Database Plugin
Lynx does not currently expose one generic lynx.db plugin. The real database entry points are the concrete SQL plugins: MySQL, PostgreSQL, and MSSQL, all built on top of lynx-sql-sdk.
Runtime Facts
| Database | Go module | Config prefix | Runtime plugin name | Common public APIs |
|---|---|---|---|---|
| MySQL | github.com/go-lynx/lynx-mysql | lynx.mysql | mysql.client | GetDB(), GetProvider(), GetDriver() |
| PostgreSQL | github.com/go-lynx/lynx-pgsql | lynx.pgsql | pgsql.client | GetDB(), GetProvider(), GetDriver() |
| MSSQL | github.com/go-lynx/lynx-mssql | lynx.mssql | mssql.client | GetDB(), GetProvider() |
Shared SQL Behavior
These concrete plugins all inherit the SQL SDK runtime capabilities:
- startup connection and validation
- connection retry
- pool monitoring
- health checks
- auto-reconnect
- warmup
- slow-query monitoring
- leak detection
So the right way to think about the SQL stack is "concrete DB plugin plus shared SQL runtime layer", not "one abstract db plugin".
MySQL Example
lynx:
mysql:
driver: mysql
source: "root:123@tcp(127.0.0.1:3306)/demo?parseTime=True"
min_conn: 10
max_conn: 50
max_idle_time: 30s
What The Official Template Uses
The official template currently chooses MySQL first, not a fake generic db block:
lynx:
mysql:
driver: mysql
source: "lynx:lynx123456@tcp(127.0.0.1:3306)/lynx_test?charset=utf8mb4&parseTime=True&loc=Local"
min_conn: 10
max_conn: 10
That matters because many older docs implied there was one abstract database plugin.

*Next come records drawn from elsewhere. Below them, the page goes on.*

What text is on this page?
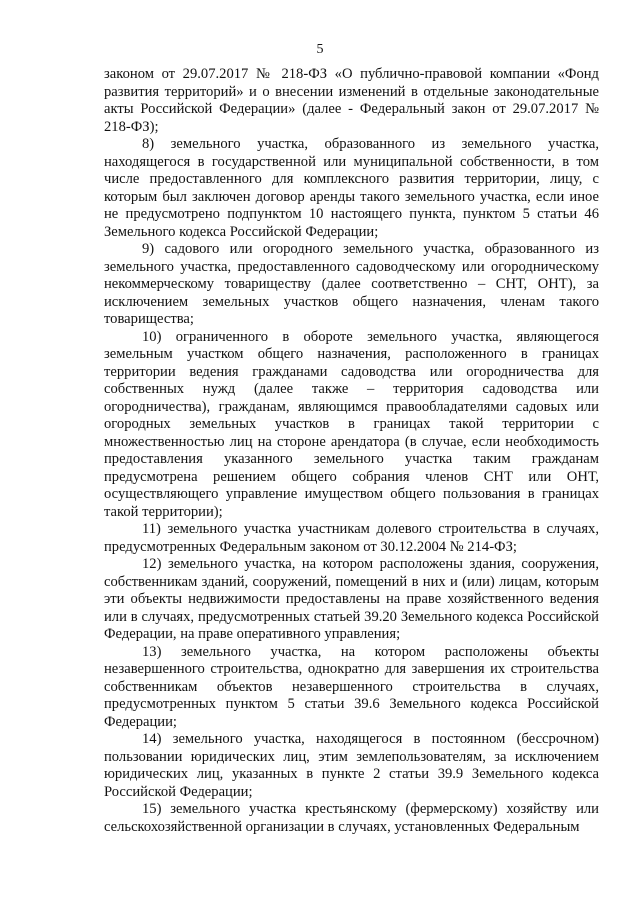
5

законом от 29.07.2017 № 218-ФЗ «О публично-правовой компании «Фонд развития территорий» и о внесении изменений в отдельные законодательные акты Российской Федерации» (далее - Федеральный закон от 29.07.2017 № 218-ФЗ);

8) земельного участка, образованного из земельного участка, находящегося в государственной или муниципальной собственности, в том числе предоставленного для комплексного развития территории, лицу, с которым был заключен договор аренды такого земельного участка, если иное не предусмотрено подпунктом 10 настоящего пункта, пунктом 5 статьи 46 Земельного кодекса Российской Федерации;

9) садового или огородного земельного участка, образованного из земельного участка, предоставленного садоводческому или огородническому некоммерческому товариществу (далее соответственно – СНТ, ОНТ), за исключением земельных участков общего назначения, членам такого товарищества;

10) ограниченного в обороте земельного участка, являющегося земельным участком общего назначения, расположенного в границах территории ведения гражданами садоводства или огородничества для собственных нужд (далее также – территория садоводства или огородничества), гражданам, являющимся правообладателями садовых или огородных земельных участков в границах такой территории с множественностью лиц на стороне арендатора (в случае, если необходимость предоставления указанного земельного участка таким гражданам предусмотрена решением общего собрания членов СНТ или ОНТ, осуществляющего управление имуществом общего пользования в границах такой территории);

11) земельного участка участникам долевого строительства в случаях, предусмотренных Федеральным законом от 30.12.2004 № 214-ФЗ;

12) земельного участка, на котором расположены здания, сооружения, собственникам зданий, сооружений, помещений в них и (или) лицам, которым эти объекты недвижимости предоставлены на праве хозяйственного ведения или в случаях, предусмотренных статьей 39.20 Земельного кодекса Российской Федерации, на праве оперативного управления;

13) земельного участка, на котором расположены объекты незавершенного строительства, однократно для завершения их строительства собственникам объектов незавершенного строительства в случаях, предусмотренных пунктом 5 статьи 39.6 Земельного кодекса Российской Федерации;

14) земельного участка, находящегося в постоянном (бессрочном) пользовании юридических лиц, этим землепользователям, за исключением юридических лиц, указанных в пункте 2 статьи 39.9 Земельного кодекса Российской Федерации;

15) земельного участка крестьянскому (фермерскому) хозяйству или сельскохозяйственной организации в случаях, установленных Федеральным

The real project template confirms the opposite: pick a concrete SQL plugin such as lynx.mysql, then consume its provider and runtime-owned pool.
PostgreSQL Example
lynx:
pgsql:
driver: postgres
source: "postgres://postgres:123@127.0.0.1:5432/demo?sslmode=disable"
min_conn: 10
max_conn: 50
How To Consume It
import mysql "github.com/go-lynx/lynx-mysql"
db, err := mysql.GetDB()
provider := mysql.GetProvider()
driver, err := mysql.GetDriver()
Use the provider form for long-lived components when auto-reconnect is enabled, because caching an old *sql.DB or driver can become invalid after pool replacement.
This is also what lynx-layout/internal/data/data.go does. It calls lynx-mysql.GetProvider() and derives the Ent driver from that stable provider instead of caching a one-time DB handle forever.